Gluten Free grocery aisles and restaurant menus are popping up all over the United States and other countries.
If you’re asking yourself this question, you’re not the only one. The gluten free advertisements you see around have surely driven a lot of business and money to these food companies.
On more than one occasion, I’ve met someone who was misinformed on what gluten is and what the benefits are of going gluten free.
Gluten free is not one of those weight loss diets and it’s not necessarily going to make your eating habits healthier or fix your IBS. Sorry to burst your bubble.
If you already know for a fact you have trouble with Gluten or can’t have it at all, to the right are some AMAZING gluten free brownies you don’t want to pass up.
While these brownies are gluten free, they’re addicting and so yummy!
Yes, brownies deserve to be at the beginning of every blog post.
What Is Gluten Anyway?
The Celiac Disease Foundation tells us “Gluten is a general name for the proteins found in wheat (durum, emmer, spelt, farina, farro, KAMUT® khorasan wheat and einkorn), rye, barley and triticale. Gluten helps foods maintain their shape, acting as a glue that holds food together.”
However, gluten is not always an obvious ingredient.
Gluten can also be found in beverages, candy, and plenty of other foods. Not going to lie, “food glue” sounds suspicious to me.
Gluten Sensitivity: Does It Exist?
Research will tell you no.
You either have an intolerance, or you don’t.
Some detailed information can be found on PBS.org.

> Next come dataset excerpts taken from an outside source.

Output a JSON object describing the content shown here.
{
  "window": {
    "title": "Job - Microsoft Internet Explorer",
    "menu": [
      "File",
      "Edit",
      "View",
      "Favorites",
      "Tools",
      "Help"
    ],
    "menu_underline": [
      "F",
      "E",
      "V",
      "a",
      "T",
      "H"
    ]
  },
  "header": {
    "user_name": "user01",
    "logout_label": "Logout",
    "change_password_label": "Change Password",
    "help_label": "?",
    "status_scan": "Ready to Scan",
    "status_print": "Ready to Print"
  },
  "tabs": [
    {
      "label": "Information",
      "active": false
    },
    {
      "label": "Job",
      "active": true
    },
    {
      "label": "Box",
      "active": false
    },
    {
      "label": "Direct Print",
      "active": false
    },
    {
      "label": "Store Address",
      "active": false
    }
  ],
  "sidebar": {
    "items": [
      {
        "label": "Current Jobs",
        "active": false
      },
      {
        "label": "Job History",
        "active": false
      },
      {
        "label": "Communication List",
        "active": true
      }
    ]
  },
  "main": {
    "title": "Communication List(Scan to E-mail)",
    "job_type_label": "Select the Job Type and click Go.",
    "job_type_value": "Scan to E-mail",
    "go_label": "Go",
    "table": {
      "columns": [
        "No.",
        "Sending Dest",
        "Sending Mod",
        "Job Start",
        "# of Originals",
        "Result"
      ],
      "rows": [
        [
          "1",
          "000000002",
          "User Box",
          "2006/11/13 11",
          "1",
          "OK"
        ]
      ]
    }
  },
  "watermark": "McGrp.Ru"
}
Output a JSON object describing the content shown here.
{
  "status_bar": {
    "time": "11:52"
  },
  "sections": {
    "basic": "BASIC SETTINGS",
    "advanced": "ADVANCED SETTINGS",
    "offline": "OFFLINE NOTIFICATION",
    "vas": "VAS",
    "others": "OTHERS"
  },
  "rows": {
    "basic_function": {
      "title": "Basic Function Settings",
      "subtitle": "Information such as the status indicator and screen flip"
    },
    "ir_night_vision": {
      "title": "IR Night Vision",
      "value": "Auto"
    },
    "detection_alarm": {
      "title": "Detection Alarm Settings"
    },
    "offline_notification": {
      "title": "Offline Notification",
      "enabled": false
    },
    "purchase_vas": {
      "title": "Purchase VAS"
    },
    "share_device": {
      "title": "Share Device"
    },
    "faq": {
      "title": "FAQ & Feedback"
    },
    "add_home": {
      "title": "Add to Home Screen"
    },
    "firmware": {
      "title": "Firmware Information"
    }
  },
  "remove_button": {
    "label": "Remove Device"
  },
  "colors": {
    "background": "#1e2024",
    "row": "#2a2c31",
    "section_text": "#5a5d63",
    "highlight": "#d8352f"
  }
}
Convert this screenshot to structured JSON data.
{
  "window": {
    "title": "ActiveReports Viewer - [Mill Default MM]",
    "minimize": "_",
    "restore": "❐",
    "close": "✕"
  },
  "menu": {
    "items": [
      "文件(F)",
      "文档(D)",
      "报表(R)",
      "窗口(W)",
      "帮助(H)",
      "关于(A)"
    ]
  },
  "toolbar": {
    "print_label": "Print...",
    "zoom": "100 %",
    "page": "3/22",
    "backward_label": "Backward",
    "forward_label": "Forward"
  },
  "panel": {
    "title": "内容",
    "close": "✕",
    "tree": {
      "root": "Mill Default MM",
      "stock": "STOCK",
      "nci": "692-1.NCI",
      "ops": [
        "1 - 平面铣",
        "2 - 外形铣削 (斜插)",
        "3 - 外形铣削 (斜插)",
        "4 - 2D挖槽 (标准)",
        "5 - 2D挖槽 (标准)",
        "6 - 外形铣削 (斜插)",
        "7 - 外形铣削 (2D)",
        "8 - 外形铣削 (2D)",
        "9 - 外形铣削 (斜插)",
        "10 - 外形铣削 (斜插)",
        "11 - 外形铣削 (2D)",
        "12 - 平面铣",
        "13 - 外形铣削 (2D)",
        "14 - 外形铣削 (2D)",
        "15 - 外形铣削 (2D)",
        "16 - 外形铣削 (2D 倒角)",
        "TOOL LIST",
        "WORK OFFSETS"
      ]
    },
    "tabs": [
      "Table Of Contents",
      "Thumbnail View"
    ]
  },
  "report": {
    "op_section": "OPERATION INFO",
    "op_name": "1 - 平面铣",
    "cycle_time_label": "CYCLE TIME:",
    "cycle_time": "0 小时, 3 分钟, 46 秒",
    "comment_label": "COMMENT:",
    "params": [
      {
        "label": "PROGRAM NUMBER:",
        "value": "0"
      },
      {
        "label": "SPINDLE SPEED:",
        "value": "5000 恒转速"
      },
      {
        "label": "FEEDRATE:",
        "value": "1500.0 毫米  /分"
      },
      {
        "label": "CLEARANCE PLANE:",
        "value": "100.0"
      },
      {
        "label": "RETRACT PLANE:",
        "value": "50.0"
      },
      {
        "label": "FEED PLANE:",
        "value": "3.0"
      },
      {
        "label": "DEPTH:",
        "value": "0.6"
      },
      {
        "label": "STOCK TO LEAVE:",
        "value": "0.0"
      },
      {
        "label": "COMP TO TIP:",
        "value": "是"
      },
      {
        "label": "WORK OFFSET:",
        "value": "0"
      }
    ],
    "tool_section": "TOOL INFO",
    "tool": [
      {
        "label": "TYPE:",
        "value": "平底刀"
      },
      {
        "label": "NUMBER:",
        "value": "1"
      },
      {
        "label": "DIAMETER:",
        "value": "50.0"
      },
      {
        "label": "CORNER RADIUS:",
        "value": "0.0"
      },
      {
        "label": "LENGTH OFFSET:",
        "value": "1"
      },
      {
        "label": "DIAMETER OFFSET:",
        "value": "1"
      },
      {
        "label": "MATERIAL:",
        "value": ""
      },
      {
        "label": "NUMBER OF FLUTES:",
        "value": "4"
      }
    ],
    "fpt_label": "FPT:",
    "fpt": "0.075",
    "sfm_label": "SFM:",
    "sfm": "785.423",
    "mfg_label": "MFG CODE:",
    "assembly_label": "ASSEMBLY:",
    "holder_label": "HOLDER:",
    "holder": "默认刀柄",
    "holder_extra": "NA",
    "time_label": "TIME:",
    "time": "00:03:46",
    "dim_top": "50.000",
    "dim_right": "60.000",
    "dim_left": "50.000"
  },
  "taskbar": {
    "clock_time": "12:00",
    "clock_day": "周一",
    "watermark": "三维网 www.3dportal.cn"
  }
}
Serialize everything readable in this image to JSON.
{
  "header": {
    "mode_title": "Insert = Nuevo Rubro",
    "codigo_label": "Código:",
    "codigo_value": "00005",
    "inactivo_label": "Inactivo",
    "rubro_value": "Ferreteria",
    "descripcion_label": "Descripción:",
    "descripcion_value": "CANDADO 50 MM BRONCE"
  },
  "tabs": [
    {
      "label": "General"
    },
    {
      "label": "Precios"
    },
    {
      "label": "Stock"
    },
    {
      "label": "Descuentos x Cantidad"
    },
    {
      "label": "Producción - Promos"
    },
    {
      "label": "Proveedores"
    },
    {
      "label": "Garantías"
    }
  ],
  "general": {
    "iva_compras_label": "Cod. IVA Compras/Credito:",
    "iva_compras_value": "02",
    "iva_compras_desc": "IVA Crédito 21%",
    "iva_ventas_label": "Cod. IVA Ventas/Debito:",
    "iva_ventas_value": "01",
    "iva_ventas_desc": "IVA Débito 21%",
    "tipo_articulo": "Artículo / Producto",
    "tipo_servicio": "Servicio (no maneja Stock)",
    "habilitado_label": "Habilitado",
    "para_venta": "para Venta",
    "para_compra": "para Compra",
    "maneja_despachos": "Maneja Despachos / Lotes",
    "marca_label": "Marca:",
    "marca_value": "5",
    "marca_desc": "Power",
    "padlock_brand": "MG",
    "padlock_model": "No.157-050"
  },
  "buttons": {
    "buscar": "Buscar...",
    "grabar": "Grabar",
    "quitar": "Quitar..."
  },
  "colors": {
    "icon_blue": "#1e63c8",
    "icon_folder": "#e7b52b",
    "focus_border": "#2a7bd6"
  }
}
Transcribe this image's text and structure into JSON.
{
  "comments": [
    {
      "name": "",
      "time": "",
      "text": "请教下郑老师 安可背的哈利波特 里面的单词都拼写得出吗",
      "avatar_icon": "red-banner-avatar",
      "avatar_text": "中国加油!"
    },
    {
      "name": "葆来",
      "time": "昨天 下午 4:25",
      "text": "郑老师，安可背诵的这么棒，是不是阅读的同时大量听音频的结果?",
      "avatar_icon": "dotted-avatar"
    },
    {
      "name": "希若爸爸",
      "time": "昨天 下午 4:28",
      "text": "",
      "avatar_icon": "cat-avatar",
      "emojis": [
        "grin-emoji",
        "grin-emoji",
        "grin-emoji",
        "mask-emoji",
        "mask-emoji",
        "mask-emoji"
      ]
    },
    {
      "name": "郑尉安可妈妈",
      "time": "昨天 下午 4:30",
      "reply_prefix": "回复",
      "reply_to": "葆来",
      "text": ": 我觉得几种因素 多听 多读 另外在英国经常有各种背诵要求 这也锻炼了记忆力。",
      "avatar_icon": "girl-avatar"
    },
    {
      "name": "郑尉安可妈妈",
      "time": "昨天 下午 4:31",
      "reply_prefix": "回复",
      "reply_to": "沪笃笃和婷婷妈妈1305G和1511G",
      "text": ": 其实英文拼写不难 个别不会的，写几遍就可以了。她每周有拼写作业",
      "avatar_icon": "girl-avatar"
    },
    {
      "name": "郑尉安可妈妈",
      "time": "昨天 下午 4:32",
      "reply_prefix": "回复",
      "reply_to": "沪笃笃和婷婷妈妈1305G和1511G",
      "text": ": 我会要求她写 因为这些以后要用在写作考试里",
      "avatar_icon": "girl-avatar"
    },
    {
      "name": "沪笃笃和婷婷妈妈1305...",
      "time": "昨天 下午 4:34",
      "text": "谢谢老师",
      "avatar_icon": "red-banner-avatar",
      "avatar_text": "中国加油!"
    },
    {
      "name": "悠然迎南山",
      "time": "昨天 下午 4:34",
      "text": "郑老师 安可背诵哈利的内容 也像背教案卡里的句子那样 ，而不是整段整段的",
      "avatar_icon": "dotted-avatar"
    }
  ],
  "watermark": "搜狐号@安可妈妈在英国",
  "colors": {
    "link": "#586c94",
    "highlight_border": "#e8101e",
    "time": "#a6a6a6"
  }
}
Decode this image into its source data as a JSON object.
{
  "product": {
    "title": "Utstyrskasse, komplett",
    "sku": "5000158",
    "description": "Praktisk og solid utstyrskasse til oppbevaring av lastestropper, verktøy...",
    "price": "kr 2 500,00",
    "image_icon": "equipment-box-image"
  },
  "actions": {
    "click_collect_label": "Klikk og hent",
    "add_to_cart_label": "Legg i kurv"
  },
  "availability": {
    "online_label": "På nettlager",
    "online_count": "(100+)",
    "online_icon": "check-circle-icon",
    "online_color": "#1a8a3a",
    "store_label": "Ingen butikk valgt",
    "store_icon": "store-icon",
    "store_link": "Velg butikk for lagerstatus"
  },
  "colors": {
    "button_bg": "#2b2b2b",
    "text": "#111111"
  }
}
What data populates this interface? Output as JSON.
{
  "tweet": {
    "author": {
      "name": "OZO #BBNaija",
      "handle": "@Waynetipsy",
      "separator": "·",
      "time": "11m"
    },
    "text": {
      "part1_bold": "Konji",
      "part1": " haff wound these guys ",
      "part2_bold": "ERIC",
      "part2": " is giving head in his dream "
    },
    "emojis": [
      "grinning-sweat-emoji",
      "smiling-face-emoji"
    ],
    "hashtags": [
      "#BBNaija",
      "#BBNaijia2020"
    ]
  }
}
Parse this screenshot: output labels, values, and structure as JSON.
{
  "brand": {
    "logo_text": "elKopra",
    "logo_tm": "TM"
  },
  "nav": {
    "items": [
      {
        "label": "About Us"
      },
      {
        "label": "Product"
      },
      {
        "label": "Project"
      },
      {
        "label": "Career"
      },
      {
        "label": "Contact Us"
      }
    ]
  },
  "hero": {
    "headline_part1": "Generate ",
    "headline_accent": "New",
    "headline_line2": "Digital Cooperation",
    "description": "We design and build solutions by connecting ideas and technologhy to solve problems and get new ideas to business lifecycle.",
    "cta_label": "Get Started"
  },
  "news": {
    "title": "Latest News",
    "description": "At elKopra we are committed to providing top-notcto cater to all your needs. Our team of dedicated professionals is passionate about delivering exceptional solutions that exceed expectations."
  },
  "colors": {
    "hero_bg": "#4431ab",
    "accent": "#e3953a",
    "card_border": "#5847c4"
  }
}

PBS explains that the so-called sensitivity might be linked to specific carbohydrates, which can be cut out with a low FODMAP diet.
A lot of the FODMAP carbs can be found in breads, pastas, processed foods, etc.
This is why some people claim to have relief from an IBS gluten free diet. Just by cutting gluten, they’re avoiding a lot of these carbs that can cause a disruptive digestive tract.
Gluten Free for IBS
Foods like breads, pastas and baked goods often contain gluten. These dense foods are harder to digest with IBS.
Foods containing gluten may cause IBS symptoms, including constipation. If you’re consuming these often, it wouldn’t be a bad idea to replace some of your foods with low FODMAP foods that may or may not be gluten free.
My Gluten Free Journey
For an entire year, I went gluten free in hopes that it would help my IBS symptoms (what a long year that was). This was such a daunting task, I had to give up many of my favorite foods while watching the people around me indulge in all the goodies I couldn’t have (especially doughnuts and pizza). But, I found that my IBS symptoms and flare ups were occurring less often than previously. The foods that I was consuming were lower FODMAP foods, therefore my gluten free IBS diet helped me feel better overall.
These were the first foods I tried when I began my year-long diet of going gluten free for IBS in 2013 (I highly recommend the bagel chips, yummy!).
The Bottom Line
If you suffer from IBS, and you don’t have celiac disease, there’s no reason for you to go completely gluten free for IBS. Instead, I highly recommend the low FODMAPs diet for IBS, which you can read about here. Of course, those with Celiac disease need to avoid gluten because of their intolerance. Personally, I find that eating the high FODMAP foods (especially breads, muffins, cakes, and other heavier foods) in moderation is very helpful in controlling IBS symptoms. I keep those pizzas and doughnuts to a minimum, no matter how enticing.